Forget the numbers. You can't make music by numbers. Go for what SOUNDS good.
 
trim. Set the drums and bass at the same level with the fader, adjust the trim so that the levels are equal, therefore, you have 2 faders that are at the same settings.
 
P.S. If you are using V.U. meters then you are recording the drum level are a tiny bit high. Say if you record drums on 0 db on a VU meter the transients (sp?) will be about +10db or more depending on the precusion instrument in which you are recoding. VU meters are to slow to respond to transients (sp again)
 
Wallycleaver said:
trim. Set the drums and bass at the same level with the fader, adjust the trim so that the levels are equal, therefore, you have 2 faders that are at the same settings.

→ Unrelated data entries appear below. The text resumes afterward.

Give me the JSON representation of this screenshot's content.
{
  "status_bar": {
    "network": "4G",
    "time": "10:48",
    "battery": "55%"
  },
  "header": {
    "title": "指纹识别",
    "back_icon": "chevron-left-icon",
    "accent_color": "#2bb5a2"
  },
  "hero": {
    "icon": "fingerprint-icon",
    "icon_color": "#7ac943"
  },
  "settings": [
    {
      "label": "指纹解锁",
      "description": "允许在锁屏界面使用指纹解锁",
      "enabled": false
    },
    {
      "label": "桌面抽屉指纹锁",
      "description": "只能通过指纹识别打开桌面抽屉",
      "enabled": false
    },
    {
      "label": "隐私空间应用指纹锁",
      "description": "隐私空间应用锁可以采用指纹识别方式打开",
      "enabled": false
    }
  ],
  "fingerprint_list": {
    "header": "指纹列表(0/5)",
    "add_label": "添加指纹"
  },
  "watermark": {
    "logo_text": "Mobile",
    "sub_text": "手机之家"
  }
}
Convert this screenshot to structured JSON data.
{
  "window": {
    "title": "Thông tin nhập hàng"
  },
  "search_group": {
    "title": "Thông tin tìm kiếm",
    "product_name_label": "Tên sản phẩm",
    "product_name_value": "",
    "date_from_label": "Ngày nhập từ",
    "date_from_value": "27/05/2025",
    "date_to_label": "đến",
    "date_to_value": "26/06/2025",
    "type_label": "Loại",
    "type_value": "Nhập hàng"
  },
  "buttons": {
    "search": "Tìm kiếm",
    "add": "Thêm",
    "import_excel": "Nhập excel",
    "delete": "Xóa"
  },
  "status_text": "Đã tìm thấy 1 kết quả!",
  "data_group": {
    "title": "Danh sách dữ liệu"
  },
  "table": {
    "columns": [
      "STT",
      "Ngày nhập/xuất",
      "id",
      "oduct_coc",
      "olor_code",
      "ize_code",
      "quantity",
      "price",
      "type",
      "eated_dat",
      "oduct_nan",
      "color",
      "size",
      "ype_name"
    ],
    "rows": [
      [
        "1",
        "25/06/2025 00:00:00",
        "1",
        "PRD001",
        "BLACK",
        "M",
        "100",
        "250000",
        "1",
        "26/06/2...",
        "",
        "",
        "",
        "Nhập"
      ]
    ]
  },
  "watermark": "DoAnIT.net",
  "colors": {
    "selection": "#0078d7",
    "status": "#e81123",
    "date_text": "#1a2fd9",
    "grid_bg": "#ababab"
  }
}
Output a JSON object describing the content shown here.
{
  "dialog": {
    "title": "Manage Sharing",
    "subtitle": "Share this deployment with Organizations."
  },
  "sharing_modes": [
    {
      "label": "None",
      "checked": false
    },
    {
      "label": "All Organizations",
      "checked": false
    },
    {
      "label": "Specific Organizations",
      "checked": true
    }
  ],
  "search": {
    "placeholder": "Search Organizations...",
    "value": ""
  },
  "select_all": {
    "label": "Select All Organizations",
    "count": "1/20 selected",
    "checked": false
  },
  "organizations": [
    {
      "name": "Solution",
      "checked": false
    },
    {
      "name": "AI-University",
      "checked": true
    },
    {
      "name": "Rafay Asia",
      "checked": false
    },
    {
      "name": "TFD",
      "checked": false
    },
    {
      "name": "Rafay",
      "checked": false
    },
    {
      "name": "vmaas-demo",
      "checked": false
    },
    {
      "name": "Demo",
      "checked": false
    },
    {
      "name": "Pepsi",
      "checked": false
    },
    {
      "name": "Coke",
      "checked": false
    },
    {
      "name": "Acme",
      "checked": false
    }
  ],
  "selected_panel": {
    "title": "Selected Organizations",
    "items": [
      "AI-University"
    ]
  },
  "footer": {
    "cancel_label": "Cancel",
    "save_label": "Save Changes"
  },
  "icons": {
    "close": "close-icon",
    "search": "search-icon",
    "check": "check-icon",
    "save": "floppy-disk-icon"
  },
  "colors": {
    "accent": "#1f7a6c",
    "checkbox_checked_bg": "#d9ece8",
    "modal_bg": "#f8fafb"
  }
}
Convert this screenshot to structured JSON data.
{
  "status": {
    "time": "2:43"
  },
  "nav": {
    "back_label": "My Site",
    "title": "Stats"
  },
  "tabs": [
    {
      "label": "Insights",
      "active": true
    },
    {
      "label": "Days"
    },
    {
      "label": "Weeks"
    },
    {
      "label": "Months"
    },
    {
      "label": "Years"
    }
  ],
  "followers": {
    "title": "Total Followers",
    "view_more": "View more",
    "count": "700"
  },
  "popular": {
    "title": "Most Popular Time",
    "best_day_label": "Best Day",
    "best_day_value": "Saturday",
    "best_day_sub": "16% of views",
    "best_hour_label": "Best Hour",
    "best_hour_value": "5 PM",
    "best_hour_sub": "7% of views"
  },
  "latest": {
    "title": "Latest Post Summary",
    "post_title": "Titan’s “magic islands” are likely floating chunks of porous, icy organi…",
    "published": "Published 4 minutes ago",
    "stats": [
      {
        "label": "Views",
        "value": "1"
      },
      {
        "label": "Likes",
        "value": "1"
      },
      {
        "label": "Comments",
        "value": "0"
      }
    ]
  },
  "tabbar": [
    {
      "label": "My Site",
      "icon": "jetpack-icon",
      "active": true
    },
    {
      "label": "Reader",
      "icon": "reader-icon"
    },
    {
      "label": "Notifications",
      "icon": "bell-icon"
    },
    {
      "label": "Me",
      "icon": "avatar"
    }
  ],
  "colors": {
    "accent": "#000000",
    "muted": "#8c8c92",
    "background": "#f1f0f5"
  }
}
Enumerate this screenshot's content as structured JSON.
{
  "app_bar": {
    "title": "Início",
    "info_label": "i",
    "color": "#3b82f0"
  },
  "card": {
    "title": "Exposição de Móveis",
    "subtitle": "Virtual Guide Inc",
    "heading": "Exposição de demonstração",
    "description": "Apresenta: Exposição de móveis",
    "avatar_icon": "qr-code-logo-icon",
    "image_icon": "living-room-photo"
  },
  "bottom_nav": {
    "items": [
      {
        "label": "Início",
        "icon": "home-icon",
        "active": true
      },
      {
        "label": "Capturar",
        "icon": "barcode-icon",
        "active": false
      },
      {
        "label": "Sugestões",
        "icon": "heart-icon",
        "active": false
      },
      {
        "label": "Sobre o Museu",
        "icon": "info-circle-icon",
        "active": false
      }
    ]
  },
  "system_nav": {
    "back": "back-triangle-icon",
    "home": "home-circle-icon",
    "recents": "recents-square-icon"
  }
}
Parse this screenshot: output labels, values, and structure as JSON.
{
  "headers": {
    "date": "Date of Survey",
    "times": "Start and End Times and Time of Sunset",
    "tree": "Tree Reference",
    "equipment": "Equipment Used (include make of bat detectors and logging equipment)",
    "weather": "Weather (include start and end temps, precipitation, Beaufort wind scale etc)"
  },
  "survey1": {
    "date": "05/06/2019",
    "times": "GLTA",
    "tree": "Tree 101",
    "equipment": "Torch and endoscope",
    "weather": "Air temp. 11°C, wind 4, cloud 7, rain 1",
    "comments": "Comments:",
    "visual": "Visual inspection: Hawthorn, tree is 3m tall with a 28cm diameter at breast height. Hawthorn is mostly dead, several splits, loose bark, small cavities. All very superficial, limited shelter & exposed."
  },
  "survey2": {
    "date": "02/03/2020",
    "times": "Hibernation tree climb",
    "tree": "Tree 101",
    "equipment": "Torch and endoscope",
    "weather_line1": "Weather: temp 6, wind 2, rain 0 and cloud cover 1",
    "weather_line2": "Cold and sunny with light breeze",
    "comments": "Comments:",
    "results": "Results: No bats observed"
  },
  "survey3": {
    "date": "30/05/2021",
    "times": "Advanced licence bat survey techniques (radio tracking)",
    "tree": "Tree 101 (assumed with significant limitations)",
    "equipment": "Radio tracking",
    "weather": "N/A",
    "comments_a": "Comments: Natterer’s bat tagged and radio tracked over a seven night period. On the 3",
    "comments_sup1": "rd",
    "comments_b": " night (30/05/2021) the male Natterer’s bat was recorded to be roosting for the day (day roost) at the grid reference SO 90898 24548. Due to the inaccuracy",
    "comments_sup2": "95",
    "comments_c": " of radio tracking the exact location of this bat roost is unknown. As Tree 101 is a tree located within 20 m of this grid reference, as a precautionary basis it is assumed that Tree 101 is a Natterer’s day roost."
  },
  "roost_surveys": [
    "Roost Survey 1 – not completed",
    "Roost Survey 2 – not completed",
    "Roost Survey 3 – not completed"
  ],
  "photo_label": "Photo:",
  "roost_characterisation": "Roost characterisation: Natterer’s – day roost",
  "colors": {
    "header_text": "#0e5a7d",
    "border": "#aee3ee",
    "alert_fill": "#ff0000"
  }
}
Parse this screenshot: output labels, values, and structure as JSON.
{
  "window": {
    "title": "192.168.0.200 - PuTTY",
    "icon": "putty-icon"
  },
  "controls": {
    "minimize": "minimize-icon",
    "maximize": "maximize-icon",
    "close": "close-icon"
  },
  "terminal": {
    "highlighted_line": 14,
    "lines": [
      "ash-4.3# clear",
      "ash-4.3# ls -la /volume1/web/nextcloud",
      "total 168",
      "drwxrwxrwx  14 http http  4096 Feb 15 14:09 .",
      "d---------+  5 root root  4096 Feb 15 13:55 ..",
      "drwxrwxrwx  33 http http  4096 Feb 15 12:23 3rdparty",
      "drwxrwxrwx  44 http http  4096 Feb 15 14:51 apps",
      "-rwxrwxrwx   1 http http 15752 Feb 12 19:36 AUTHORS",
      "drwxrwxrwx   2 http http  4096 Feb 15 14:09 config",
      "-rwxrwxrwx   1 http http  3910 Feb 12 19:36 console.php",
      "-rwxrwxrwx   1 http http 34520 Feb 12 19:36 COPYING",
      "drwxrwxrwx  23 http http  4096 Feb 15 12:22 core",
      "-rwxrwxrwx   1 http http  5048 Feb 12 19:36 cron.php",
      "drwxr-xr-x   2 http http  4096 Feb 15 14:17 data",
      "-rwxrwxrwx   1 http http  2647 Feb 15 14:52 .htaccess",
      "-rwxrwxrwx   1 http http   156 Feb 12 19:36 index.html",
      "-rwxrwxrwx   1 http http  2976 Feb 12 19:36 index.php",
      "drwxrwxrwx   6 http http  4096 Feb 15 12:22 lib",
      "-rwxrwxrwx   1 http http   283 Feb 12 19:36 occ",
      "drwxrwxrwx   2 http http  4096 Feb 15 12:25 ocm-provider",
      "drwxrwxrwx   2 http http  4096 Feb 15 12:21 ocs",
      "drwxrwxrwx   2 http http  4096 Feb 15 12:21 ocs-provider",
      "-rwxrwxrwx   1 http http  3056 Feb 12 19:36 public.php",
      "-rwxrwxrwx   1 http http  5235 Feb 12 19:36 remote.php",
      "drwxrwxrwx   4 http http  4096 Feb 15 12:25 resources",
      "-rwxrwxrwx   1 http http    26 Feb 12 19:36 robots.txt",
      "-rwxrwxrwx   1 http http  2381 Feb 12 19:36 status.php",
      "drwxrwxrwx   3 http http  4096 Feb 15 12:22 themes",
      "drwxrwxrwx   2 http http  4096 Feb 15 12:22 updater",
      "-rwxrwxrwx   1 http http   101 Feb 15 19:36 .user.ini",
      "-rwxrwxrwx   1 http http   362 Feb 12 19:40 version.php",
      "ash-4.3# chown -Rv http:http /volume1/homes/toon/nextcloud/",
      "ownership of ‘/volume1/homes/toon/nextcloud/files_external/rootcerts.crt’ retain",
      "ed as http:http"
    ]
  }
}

This would work of course, but you're throwing more noise into the picture by not optimizing the trim settings...

Bruce
 
Bruce,
4db on a decent pre amp won't introduce very much noise at all.
 
It's more a question of the mixers internal noise, actually. And you would in theis case raise the noise with 4db. Of course, on a goos mixer, that isn't much noise, but it's still totally unessecary.
 
Wallycleaver said:
Bruce,
4db on a decent pre amp won't introduce very much noise at all.
I disagree Wally... 4db of noise (which is defined as any undesirable component of a signal) is 3.999db more noise than I'd be willing to put up with, especially when it's completely unnecessary.

And 4db is actually quite a bit of noise!